Il ouvre la porte avec une facilité déconcertante et c’est la bouche entre-ouverte je me tourne et l’observe partir. Non, mais qu’est-ce qu’il se passe ? Je cours pour le rattraper.
« Maiiiiiis vous m’aviez dit que je serais employée, paaaaas la cheffe !
— Mais vous êtes employée ! Employée de la ville pour être précis, félicitation ! Toutes les indications pour votre nouveau travail sont dans le registre sur le comptoir. Et si vous avez besoin d’aide, vous savez où me trouver ! »

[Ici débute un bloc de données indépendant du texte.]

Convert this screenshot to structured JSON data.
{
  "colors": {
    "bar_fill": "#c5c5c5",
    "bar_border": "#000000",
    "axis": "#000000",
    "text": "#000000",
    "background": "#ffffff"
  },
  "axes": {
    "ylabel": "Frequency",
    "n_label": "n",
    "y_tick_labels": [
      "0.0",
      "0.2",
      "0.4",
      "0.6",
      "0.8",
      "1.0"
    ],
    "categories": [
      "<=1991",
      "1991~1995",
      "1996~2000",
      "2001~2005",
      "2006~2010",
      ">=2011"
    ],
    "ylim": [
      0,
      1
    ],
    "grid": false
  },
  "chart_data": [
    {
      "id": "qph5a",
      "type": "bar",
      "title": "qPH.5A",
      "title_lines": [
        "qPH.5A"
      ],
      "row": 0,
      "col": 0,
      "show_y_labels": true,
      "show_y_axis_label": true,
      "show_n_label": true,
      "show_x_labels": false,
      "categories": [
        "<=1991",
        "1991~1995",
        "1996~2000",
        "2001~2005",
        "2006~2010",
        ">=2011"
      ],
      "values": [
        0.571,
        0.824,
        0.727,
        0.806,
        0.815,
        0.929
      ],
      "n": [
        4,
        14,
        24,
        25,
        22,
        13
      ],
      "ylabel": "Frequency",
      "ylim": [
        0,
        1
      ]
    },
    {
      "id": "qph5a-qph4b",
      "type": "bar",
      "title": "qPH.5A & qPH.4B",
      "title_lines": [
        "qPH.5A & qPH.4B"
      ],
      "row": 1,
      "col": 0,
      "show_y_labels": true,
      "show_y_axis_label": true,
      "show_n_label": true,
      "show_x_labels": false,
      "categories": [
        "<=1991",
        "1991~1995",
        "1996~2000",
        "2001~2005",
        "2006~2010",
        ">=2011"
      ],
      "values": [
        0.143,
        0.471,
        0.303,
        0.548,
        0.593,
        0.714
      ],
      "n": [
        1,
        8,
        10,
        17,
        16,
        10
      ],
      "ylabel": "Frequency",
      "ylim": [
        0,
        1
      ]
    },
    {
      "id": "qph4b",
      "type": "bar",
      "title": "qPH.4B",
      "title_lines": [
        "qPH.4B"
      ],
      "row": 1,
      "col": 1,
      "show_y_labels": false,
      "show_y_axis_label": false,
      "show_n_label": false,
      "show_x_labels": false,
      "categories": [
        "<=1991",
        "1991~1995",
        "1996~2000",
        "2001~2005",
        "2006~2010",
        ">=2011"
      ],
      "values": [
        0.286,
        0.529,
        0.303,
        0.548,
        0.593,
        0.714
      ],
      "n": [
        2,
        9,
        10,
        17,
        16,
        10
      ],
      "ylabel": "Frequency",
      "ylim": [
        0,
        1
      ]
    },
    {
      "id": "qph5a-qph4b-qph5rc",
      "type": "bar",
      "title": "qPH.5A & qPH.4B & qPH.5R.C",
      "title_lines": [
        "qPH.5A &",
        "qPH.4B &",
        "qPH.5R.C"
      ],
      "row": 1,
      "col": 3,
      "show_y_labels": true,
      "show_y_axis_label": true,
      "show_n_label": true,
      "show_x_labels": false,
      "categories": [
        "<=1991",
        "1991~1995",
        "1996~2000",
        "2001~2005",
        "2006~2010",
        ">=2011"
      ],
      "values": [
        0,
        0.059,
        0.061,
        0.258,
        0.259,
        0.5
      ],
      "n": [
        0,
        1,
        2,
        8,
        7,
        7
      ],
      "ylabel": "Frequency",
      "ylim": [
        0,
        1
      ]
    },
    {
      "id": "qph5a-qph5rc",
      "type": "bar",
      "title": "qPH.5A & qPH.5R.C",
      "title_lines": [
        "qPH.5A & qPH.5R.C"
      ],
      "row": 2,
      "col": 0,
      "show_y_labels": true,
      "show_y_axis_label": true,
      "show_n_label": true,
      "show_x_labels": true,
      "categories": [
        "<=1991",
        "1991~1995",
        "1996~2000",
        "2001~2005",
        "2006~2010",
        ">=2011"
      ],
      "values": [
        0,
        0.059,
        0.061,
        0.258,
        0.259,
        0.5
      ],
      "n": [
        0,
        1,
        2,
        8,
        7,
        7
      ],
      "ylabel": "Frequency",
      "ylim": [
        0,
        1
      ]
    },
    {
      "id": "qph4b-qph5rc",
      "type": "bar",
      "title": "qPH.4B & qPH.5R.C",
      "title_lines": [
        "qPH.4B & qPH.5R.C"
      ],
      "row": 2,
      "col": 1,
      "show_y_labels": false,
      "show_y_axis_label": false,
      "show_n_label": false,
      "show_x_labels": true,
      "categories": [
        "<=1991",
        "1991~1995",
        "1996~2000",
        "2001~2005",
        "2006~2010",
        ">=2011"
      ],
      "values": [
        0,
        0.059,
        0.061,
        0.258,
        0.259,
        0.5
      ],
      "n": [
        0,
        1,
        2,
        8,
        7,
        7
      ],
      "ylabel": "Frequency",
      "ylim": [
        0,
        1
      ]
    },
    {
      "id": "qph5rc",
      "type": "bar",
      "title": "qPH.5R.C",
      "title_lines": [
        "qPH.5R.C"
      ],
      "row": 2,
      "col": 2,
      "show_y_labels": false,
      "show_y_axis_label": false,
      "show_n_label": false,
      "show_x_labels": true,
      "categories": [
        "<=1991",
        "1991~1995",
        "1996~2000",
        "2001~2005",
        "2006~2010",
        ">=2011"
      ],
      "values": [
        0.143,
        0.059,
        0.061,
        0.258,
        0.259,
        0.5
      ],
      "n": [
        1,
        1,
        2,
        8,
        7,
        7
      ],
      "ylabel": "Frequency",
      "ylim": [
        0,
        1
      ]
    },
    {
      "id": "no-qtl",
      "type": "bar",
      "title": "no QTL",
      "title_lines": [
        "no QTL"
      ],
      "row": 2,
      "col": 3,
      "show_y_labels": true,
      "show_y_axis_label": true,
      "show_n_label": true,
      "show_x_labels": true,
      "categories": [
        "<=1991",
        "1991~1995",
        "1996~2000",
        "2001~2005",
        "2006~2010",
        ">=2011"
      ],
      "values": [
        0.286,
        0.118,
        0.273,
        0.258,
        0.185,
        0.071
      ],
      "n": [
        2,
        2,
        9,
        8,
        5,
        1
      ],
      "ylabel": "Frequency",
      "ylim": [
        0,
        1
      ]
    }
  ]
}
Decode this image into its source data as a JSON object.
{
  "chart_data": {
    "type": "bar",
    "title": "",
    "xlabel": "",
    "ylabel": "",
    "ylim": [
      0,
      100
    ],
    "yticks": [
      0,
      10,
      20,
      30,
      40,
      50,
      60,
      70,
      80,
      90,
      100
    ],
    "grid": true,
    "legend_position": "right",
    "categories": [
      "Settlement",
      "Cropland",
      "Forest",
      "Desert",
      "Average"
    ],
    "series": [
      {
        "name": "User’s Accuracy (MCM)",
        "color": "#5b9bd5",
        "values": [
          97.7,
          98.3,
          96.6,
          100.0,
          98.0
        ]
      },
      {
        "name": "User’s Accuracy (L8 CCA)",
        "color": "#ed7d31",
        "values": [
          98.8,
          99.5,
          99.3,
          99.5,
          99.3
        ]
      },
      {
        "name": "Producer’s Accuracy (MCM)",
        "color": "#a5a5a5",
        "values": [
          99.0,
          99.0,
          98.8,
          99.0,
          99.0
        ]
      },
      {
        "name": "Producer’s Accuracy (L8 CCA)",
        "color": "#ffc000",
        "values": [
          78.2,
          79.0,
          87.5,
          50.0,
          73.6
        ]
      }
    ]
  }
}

Sans même me regarder, il commence à marcher en direction de je-ne-sais-où, tout content. C’est une blague, c’est pas possible ! Puis d’un coup il s’arrête net et se retourne à dix mètres avant de me regarder d’un air grave et de dire : « Oh et, petit conseil. Ne restez pas dehors la nuit. »
Puis il se remet en marche, comme si de rien n’était.
J’arrive même plus à bouger tellement je suis abasourdie. Qu’est-ce que c’est que ce bordel ?!